When the internal screening process is streamlined and organized, it can help fill internal openings faster. A robust learning management system (LMS) allows companies to outline particular skills against specific jobs and employees to access relevant training programs. Another helpful platform is internal talent marketplaces, which can match internal workers to various assignments or projects.
Technology innovations, such as artificial intelligence (AI), can help enhance and support an organization’s internal mobility program. Depending on the software, recruiters can list job openings within the platform to make it easier for internal employees to see these opportunities and apply them. Employees can also create profiles to outline their skills, experience, and other vital details that will allow recruiters to match and place them in new job positions.
For example, Schneider Electric’s internal talent marketplace, Open Talent Market, uses AI to suggest career and development opportunities based on skills and ambitions. WORQDRIVE, currently in private beta testing, is an internal mobility platform that holds an anonymous database of employees’ skills and matches them with open job postings.
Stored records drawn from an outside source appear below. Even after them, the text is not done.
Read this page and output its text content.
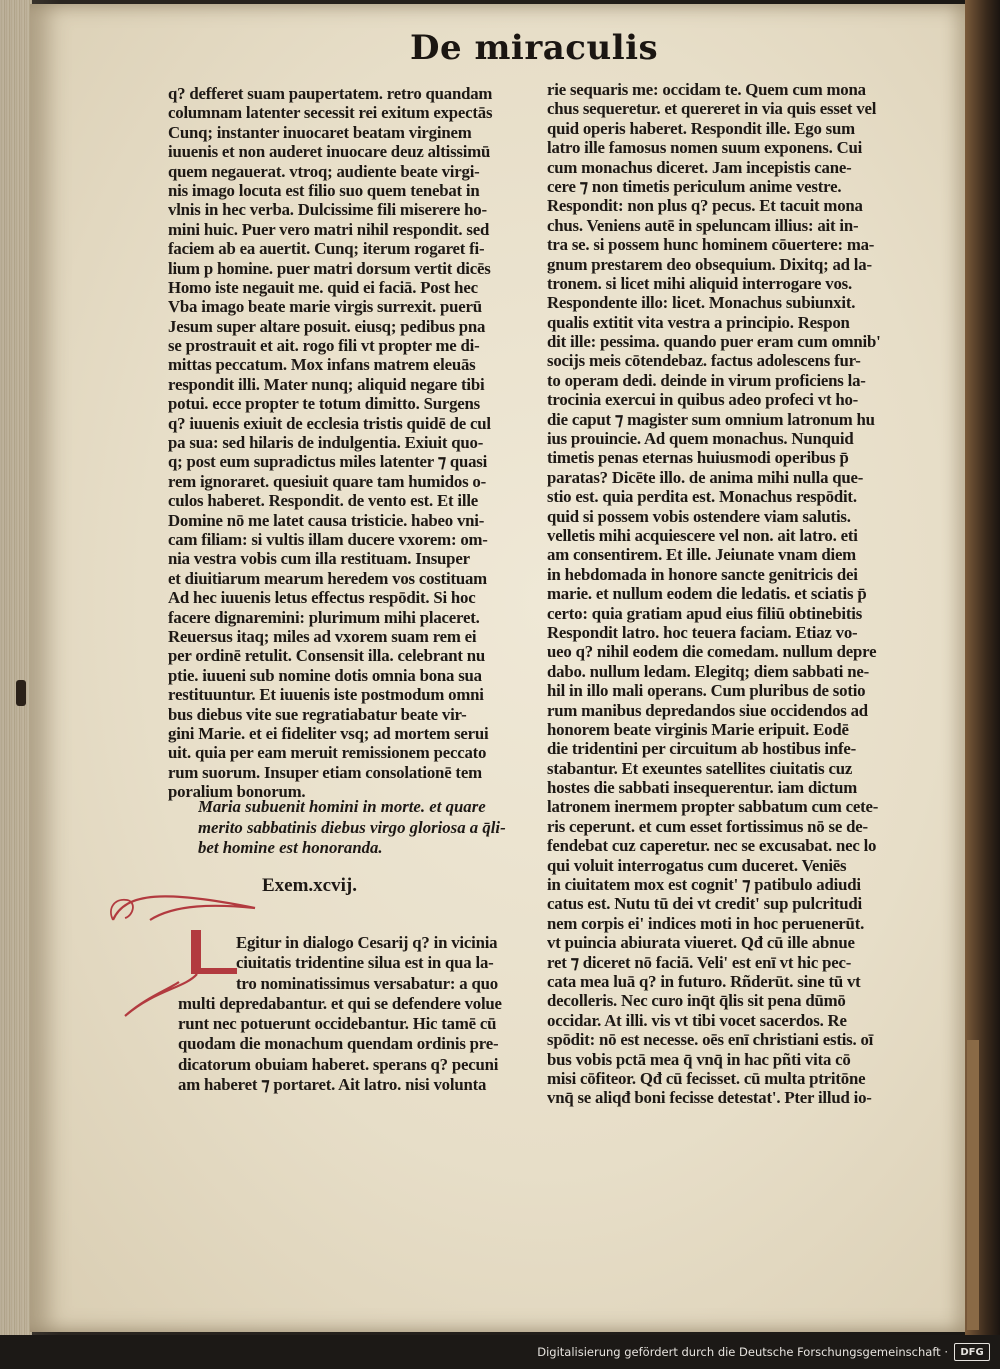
De miraculis
q? defferet suam paupertatem. retro quandam
columnam latenter secessit rei exitum expectās
Cunq; instanter inuocaret beatam virginem
iuuenis et non auderet inuocare deuz altissimū
quem negauerat. vtroq; audiente beate virgi-
nis imago locuta est filio suo quem tenebat in
vlnis in hec verba. Dulcissime fili miserere ho-
mini huic. Puer vero matri nihil respondit. sed
faciem ab ea auertit. Cunq; iterum rogaret fi-
lium p homine. puer matri dorsum vertit dicēs
Homo iste negauit me. quid ei faciā. Post hec
Vba imago beate marie virgis surrexit. puerū
Jesum super altare posuit. eiusq; pedibus pna
se prostrauit et ait. rogo fili vt propter me di-
mittas peccatum. Mox infans matrem eleuās
respondit illi. Mater nunq; aliquid negare tibi
potui. ecce propter te totum dimitto. Surgens
q? iuuenis exiuit de ecclesia tristis quidē de cul
pa sua: sed hilaris de indulgentia. Exiuit quo-
q; post eum supradictus miles latenter ⁊ quasi
rem ignoraret. quesiuit quare tam humidos o-
culos haberet. Respondit. de vento est. Et ille
Domine nō me latet causa tristicie. habeo vni-
cam filiam: si vultis illam ducere vxorem: om-
nia vestra vobis cum illa restituam. Insuper
et diuitiarum mearum heredem vos costituam
Ad hec iuuenis letus effectus respōdit. Si hoc
facere dignaremini: plurimum mihi placeret.
Reuersus itaq; miles ad vxorem suam rem ei
per ordinē retulit. Consensit illa. celebrant nu
ptie. iuueni sub nomine dotis omnia bona sua
restituuntur. Et iuuenis iste postmodum omni
bus diebus vite sue regratiabatur beate vir-
gini Marie. et ei fideliter vsq; ad mortem serui
uit. quia per eam meruit remissionem peccato
rum suorum. Insuper etiam consolationē tem
poralium bonorum.
Maria subuenit homini in morte. et quare
merito sabbatinis diebus virgo gloriosa a q̄li-
bet homine est honoranda.
Exem.xcvij.
L
Egitur in dialogo Cesarij q? in vicinia
ciuitatis tridentine silua est in qua la-
tro nominatissimus versabatur: a quo
multi depredabantur. et qui se defendere volue
runt nec potuerunt occidebantur. Hic tamē cū
quodam die monachum quendam ordinis pre-
dicatorum obuiam haberet. sperans q? pecuni
am haberet ⁊ portaret. Ait latro. nisi volunta
rie sequaris me: occidam te. Quem cum mona
chus sequeretur. et quereret in via quis esset vel
quid operis haberet. Respondit ille. Ego sum
latro ille famosus nomen suum exponens. Cui
cum monachus diceret. Jam incepistis cane-
cere ⁊ non timetis periculum anime vestre.
Respondit: non plus q? pecus. Et tacuit mona
chus. Veniens autē in speluncam illius: ait in-
tra se. si possem hunc hominem cōuertere: ma-
gnum prestarem deo obsequium. Dixitq; ad la-
tronem. si licet mihi aliquid interrogare vos.
Respondente illo: licet. Monachus subiunxit.
qualis extitit vita vestra a principio. Respon
dit ille: pessima. quando puer eram cum omnib'
socijs meis cōtendebaz. factus adolescens fur-
to operam dedi. deinde in virum proficiens la-
trocinia exercui in quibus adeo profeci vt ho-
die caput ⁊ magister sum omnium latronum hu
ius prouincie. Ad quem monachus. Nunquid
timetis penas eternas huiusmodi operibus p̄
paratas? Dicēte illo. de anima mihi nulla que-
stio est. quia perdita est. Monachus respōdit.
quid si possem vobis ostendere viam salutis.
velletis mihi acquiescere vel non. ait latro. eti
am consentirem. Et ille. Jeiunate vnam diem
in hebdomada in honore sancte genitricis dei
marie. et nullum eodem die ledatis. et sciatis p̄
certo: quia gratiam apud eius filiū obtinebitis
Respondit latro. hoc teuera faciam. Etiaz vo-
ueo q? nihil eodem die comedam. nullum depre
dabo. nullum ledam. Elegitq; diem sabbati ne-
hil in illo mali operans. Cum pluribus de sotio
rum manibus depredandos siue occidendos ad
honorem beate virginis Marie eripuit. Eodē
die tridentini per circuitum ab hostibus infe-
stabantur. Et exeuntes satellites ciuitatis cuz
hostes die sabbati insequerentur. iam dictum
latronem inermem propter sabbatum cum cete-
ris ceperunt. et cum esset fortissimus nō se de-
fendebat cuz caperetur. nec se excusabat. nec lo
qui voluit interrogatus cum duceret. Veniēs
in ciuitatem mox est cognit' ⁊ patibulo adiudi
catus est. Nutu tū dei vt credit' sup pulcritudi
nem corpis ei' indices moti in hoc peruenerūt.
vt puincia abiurata viueret. Qđ cū ille abnue
ret ⁊ diceret nō faciā. Veli' est enī vt hic pec-
cata mea luā q? in futuro. Rñderūt. sine tū vt
decolleris. Nec curo inq̄t q̄lis sit pena dūmō
occidar. At illi. vis vt tibi vocet sacerdos. Re
spōdit: nō est necesse. oēs enī christiani estis. oī
bus vobis pctā mea q̄ vnq̄ in hac pñti vita cō
misi cōfiteor. Qđ cū fecisset. cū multa ptritōne
vnq̄ se aliqđ boni fecisse detestat'. Pter illud io-
Digitalisierung gefördert durch die Deutsche Forschungsgemeinschaft ·	DFG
It also enables recruiters to reach out to employees regarding jobs if they feel like the candidate is qualified.
Other notable technology includes Gloat, an AI-driver platform that matches employees to open roles, and Guider.ai, an internal mentoring platform.
According to a survey by Futurestep, 87% of responding employers said that a strong internal mobility program would help with retention. Despite this advantage, only one-third said that their company had an internal mobility program in place.
Several studies have shown the positive impacts internal mobility programs can have on retaining employees and saving money. Thanks to tech innovations, many programs, such as WORQDRIVE, can aid talent acquisition teams in moving qualified employees laterally or vertically into open positions.